German medical doctor

Joachim Bauer (born 21 October 1951 in Tübingen) is a German medical doctor with education in internal medicine, psychiatry and psychosomatic medicine. He teaches as a professor at the University of Freiburg. Bauer is the author of several scientific non-fiction books.

== Books ==
Bauer has published several non-fiction books in the areas of brain and genomic science. In Das Gedächtnis des Körpers – Wie Beziehungen und Lebensstile unsere Gene steuern, he discusses the interplay between the processes in the brain, determined by interpersonal relationships, and the biology of the body.
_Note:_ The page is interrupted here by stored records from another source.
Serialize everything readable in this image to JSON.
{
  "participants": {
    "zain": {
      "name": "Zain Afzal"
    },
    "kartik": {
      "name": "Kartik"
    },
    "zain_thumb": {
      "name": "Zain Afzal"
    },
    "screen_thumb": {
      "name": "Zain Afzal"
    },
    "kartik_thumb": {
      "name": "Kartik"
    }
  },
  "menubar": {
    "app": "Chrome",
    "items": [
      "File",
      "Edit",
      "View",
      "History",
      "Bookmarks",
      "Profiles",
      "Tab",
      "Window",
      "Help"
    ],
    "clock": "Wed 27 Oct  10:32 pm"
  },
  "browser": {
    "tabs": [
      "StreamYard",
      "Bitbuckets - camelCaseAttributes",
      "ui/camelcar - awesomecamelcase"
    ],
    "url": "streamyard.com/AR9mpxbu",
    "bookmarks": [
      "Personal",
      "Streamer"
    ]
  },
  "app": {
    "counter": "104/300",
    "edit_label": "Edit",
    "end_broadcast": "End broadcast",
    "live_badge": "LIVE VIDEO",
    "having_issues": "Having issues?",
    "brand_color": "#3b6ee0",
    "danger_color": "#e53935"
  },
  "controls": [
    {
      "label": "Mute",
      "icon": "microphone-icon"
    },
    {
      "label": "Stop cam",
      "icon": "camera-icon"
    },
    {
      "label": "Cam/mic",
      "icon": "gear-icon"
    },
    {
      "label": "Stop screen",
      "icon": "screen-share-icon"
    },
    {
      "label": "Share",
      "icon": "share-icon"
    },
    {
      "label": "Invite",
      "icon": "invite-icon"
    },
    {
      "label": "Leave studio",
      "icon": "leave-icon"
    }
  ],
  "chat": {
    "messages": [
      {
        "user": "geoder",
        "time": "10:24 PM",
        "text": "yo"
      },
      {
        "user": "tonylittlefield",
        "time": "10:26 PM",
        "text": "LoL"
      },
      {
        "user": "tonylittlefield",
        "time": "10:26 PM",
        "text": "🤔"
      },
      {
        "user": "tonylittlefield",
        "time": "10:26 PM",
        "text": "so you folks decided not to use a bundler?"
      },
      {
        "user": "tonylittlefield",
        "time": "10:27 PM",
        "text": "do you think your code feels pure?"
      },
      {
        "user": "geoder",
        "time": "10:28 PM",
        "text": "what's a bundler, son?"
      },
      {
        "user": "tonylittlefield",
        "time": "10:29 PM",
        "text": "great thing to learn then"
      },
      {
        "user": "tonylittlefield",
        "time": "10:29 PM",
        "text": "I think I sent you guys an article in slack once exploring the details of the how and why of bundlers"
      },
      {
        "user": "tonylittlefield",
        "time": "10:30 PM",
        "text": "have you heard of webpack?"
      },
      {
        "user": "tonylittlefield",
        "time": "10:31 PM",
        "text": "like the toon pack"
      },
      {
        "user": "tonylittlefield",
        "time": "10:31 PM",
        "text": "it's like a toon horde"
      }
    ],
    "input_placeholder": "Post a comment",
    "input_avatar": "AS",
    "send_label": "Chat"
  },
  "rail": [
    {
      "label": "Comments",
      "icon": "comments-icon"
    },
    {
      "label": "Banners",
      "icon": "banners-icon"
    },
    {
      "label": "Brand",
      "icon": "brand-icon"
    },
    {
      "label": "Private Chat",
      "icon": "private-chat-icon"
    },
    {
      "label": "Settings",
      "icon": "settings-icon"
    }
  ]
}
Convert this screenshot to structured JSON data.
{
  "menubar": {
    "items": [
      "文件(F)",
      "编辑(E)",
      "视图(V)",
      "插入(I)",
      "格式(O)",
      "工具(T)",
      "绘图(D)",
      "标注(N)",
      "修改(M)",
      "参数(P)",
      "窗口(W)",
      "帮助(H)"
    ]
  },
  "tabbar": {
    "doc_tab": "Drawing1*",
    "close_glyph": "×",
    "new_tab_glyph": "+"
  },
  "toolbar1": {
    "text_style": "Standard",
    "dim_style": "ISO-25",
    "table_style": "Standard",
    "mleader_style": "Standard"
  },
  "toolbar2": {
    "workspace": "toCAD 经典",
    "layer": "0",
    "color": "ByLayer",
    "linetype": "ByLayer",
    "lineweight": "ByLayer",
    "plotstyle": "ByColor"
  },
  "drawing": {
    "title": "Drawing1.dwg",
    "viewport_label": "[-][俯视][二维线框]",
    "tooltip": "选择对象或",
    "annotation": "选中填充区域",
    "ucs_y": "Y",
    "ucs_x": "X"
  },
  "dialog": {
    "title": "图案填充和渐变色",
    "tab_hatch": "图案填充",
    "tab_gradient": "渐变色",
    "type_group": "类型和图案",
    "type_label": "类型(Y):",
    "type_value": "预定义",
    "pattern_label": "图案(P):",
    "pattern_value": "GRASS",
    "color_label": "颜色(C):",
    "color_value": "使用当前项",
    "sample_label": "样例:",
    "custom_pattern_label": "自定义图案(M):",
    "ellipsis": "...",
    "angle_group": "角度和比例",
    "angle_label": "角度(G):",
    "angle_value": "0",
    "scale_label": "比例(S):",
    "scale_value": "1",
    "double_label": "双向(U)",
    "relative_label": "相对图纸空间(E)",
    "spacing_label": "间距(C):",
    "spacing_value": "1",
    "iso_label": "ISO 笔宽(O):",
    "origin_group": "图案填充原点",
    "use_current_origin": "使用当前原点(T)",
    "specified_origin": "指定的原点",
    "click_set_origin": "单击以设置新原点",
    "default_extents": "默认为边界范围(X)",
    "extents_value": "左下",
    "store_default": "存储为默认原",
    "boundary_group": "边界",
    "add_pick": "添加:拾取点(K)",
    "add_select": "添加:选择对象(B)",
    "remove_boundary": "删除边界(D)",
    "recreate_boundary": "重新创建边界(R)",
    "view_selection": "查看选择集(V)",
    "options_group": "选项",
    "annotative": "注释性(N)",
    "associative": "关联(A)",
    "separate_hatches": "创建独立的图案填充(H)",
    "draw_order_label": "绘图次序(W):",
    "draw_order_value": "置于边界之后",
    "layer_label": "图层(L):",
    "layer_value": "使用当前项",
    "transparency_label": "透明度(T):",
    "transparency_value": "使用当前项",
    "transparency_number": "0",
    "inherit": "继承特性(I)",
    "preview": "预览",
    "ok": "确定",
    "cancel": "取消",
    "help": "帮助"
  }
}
He explains some mental health disorders and their genesis, especially post-traumatic stress disorder (PTSD) and depression.

In Warum ich fühle was du fühlst – Intuitive Kommunikation und das Geheimnis der Spiegelneurone , Bauer explains the mirror neurons system of the brain and its significance on the ability of human to engage in interpersonal relationships, to understand what others do and to experience phenomena such as emotional contagion. He addresses the contrast between aggression and cooperation and the obsolete evolutionary neo-Darwinian views on this topic, and highlights the social role of our biological ability to cooperate.

In Das kooperative Gen. Abschied vom Darwinismus, Bauer presents the recent findings of genetic research and shapes a new view on the possible remodeling of the genomic architecture and the importance of intrinsic, non-random modifications of the genome for the evolution of organisms. Unlike Charles Darwin and the Modern evolutionary synthesis, Bauer considers genetic mutations not only as random changes, but as "communicators and cooperators". In this way, genes help control the "self-transformation" of an organism by making use of transposition elements, also known as 'transposons' in genetics, "which can effect the remodeling of the own genome". Transposons operate according to their intrinsic rules.

In Schmerzgrenze – Vom Ursprung alltäglicher und globaler Gewalt, Bauer summarizes his findings of modern neurobiology on the development of human aggression and violence.